We first remember seeing pianist Otmaro Ruizsome years ago at Charlie O's, where he once was pretty regular on the piano bench. We walked in one night and a perfect maelstrom of piano chords was filling the joint, customers yelling, the band in a jazz frenzy. We'd never heard jazz piano like that, the mad chord progressions, the crazy Latin rhythms we couldn't identify, the things plucked from Chopin and hunks of Monk and Bud Powell.

It was a different bar inside then, some ridiculous piano lounge layout from days when people hung in places like that, smoking too much and picking each other up, and the crowd stood 'round the piano and there was no way to see who the hell was making that crazy-wonderful music. “Otmaro Ruiz,” someone said. Who? “Otmaro Ruiz, the Venezuelan guy.” Like that explained it.

But Ruiz really was an exotic, inexplicable genius back then, and he's just as thrilling now. We saw him with Dwight Trible at California Plaza this summer, and every time he soloed, the audience shouted with excitement. He has a trio at the Blue Whale on Friday and he's always exciting, be it with a mess of players or just as half of a duet. He can completely blow your mind with some one-of-a-kind Latin American–meets–jazz thing, or an absolutely gorgeous melody awash in color, or an utterly mad explosion of ideas that defy words completely.

Dwight Trible also has a trio at the Blue Whale, on Saturday. His voice is an instrument unlike any other in this town, a huge, beautiful thing that can be hurled at the heavens as loud as Robert Plant, or come in on a fading tenor solo, with a moment there where you can't tell which is horn and which is Dwight. A hard thing, that; we've heard Betty Carter do it, coming in like her alto saxophonist (Alison Kraus, too, melding with her own fiddle).

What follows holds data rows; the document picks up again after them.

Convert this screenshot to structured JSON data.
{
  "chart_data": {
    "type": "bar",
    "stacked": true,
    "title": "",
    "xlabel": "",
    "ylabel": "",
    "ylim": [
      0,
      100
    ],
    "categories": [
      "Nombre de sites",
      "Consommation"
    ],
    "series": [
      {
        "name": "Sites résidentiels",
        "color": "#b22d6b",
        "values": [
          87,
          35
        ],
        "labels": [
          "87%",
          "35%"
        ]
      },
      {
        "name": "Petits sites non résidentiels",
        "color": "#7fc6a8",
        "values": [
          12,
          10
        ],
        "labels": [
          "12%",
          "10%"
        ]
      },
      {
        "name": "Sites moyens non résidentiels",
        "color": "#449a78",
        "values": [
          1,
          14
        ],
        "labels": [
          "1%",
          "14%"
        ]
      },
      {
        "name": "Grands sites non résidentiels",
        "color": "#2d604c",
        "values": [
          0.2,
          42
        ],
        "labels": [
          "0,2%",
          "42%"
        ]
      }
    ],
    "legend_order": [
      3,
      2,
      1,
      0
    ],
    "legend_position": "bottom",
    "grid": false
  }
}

Trible really dug Betty Carter, and Leon Thomas, and horn players, and you can hear all of that. But mostly you hear Dwight, that huge sound he wields with extraordinary skill, overwhelming here, barely audible there, just soaked in emotion and always ingenious.

We get a zillion CDs in the mail; some blur together, and some really stand out. Pianist Hiroe Sekine's A-Me was a nice surprise. Her compositions are beautifully arranged little pieces the likes of which you don't hear every day. She plays fine piano, never over-the-top, and has musicians onboard like saxist Bob Sheppard and drummer Peter Erskine and others of that caliber, like the kind you'll see at Vitello's on a great night. Turns out Vitello's is where Hiroe is throwing her release party this Thursday, with some of those same players plus trumpeter John Daversa and trombonist Bob McChesney. It's a coming-out for a local talent very few of us are aware of.

And the end of the week is nice at Café 322, with younger trumpeter Josh Welchez with tenor Matt Otto, guitarist Ryan Seward, the brilliant organist Joe Bagg and drummer Jason Harnell there on Wednesday. That's an exceptional quintet, one of those L.A. Jazz Collective things, and the jazz will be quite uncompromising but not at all noisy. One more: Veteran pianist Jon Mayer has his trio at Café 322 on Thursday, always a great listen.

BONUS TRACKS

Alva's in San Pedro looks good all weekend, beginning Friday with young alto saxophonist Justin Janer, who cut his teeth in NYC but is back in L.A. now. He's got an energetic post bop thing going on with guitarist Charles Altura, bassist Dave Robaire and one of our fave drummers, Kevin Kanner. Then on Saturday night pianist David Garfield takes an all acoustic if still eclectic turn with his Latin/World/Jazz Sextet. The ranks include trumpeter Walt Fowler, sax/flutist Larry Klimas, bassist Carlitos Del Puerto, percussionists Luis Conte and Michito Sanchez. This should cook. And finally at 5 p.m. Sunday another young alto saxophonist, Travis Sullivan, winds up an LA area mini-tour at Alva's. Maybe a tad mellower than Janer, Sullivan's tone is less sharp and not so boppy, his melodic explorations more relaxed. He's made quite a name for himself in NYC, playing with some very hip younger cats. His excellent quartet here features vibraphonist Nick Mancini, bassist Gary Swiller and drummer Dan Schnelle. Mancini, as always, will shine.

And as usual, Charlie O's has good stuff all week, including tenor Chuck Manning with the John Heard Trio on Saturday, the Henry Franklin Quartet on Tuesday, and excellent drummer Jimmy Branly's quartet on Wednesday. Branly's a rare Cuban traps drummer, very swinging, very unique. And we'll finish up with the very first gig of the weekend, saxist Bob Mintzer's Canyon Cove Trio at LACMA on Friday at 6 p.m. The new CD smokes with advanced grooves, with Larry Goldings on B3 and Peter Erskine on drums, and the audience will be moving to this great trio.